Depression and Imagery
Depression includes persistent sadness and loss of interest.
Depressed individuals experience more negative imagery, especially imagery linked to suicidal thoughts.
They also experience reduced positive imagery, which may contribute to low mood.
Imagery Rescripting: Treating PTSD, Anxiety, and Depression
Imagery rescripting is a therapeutic technique for disorders involving harmful or intrusive mental imagery.
Patients revisit distressing memories and imagine acting differently, such as protecting their younger selves or changing the outcome.
The goal is to replace negative emotional responses with more adaptive ones.
Imagery-focused treatments have some of the highest success rates for PTSD and also help with anxiety and depression.
Individual Differences: Imagery Ability Varies Widely
People differ greatly in how vivid or detailed their mental images are.
Galton (1880) showed that some individuals describe vivid imagery while others report almost none.
Imagery ability can be measured using:
Self-report questionnaires (e.g., VVIQ),
Objective tasks like the Paper Folding Test (PFT), which tests spatial imagery.
The PFT requires mentally unfolding paper with holes punched in it to determine hole placement.

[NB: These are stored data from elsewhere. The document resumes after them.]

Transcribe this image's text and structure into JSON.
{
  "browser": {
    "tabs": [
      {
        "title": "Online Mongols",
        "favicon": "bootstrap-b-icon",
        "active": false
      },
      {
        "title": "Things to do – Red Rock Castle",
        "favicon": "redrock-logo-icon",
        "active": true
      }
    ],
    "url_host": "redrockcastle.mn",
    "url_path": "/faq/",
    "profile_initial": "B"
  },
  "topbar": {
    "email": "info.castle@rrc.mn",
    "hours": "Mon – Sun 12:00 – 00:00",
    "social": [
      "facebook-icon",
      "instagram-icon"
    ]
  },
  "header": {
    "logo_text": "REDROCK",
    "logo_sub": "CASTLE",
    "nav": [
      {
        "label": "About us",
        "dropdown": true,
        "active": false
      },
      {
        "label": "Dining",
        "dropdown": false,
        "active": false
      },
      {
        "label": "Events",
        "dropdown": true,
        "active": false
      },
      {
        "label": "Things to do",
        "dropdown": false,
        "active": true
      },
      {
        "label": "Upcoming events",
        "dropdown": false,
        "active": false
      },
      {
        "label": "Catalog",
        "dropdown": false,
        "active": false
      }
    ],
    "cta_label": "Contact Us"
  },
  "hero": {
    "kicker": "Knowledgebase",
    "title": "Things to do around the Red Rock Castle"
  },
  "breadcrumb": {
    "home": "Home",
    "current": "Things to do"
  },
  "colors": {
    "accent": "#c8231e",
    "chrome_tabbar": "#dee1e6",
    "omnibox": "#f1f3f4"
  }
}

Aphantasia: Little or No Visual Imagery
Some individuals, such as patient MX, report no mental imagery at all following brain injury.
MX scored at the lowest level on imagery vividness tests, and fMRI showed inhibited activity in visual cortex regions.
After MX’s case was publicized, others reported lifelong absence of imagery, known as congenital aphantasia.
Aphantasia affects about 1–3% of the population.
Despite low imagery vividness, individuals with aphantasia often perform normally on spatial tasks, suggesting imagery vividness and spatial reasoning rely on different processes.
Hyperphantasia: Extremely Vivid Imagery
Hyperphantasia refers to extremely vivid and intense visual imagery.
It is likely much rarer than aphantasia.
Occupational trends:
Individuals with aphantasia are more likely to enter fields like mathematics or science.
Individuals with hyperphantasia are more likely to pursue creative professions.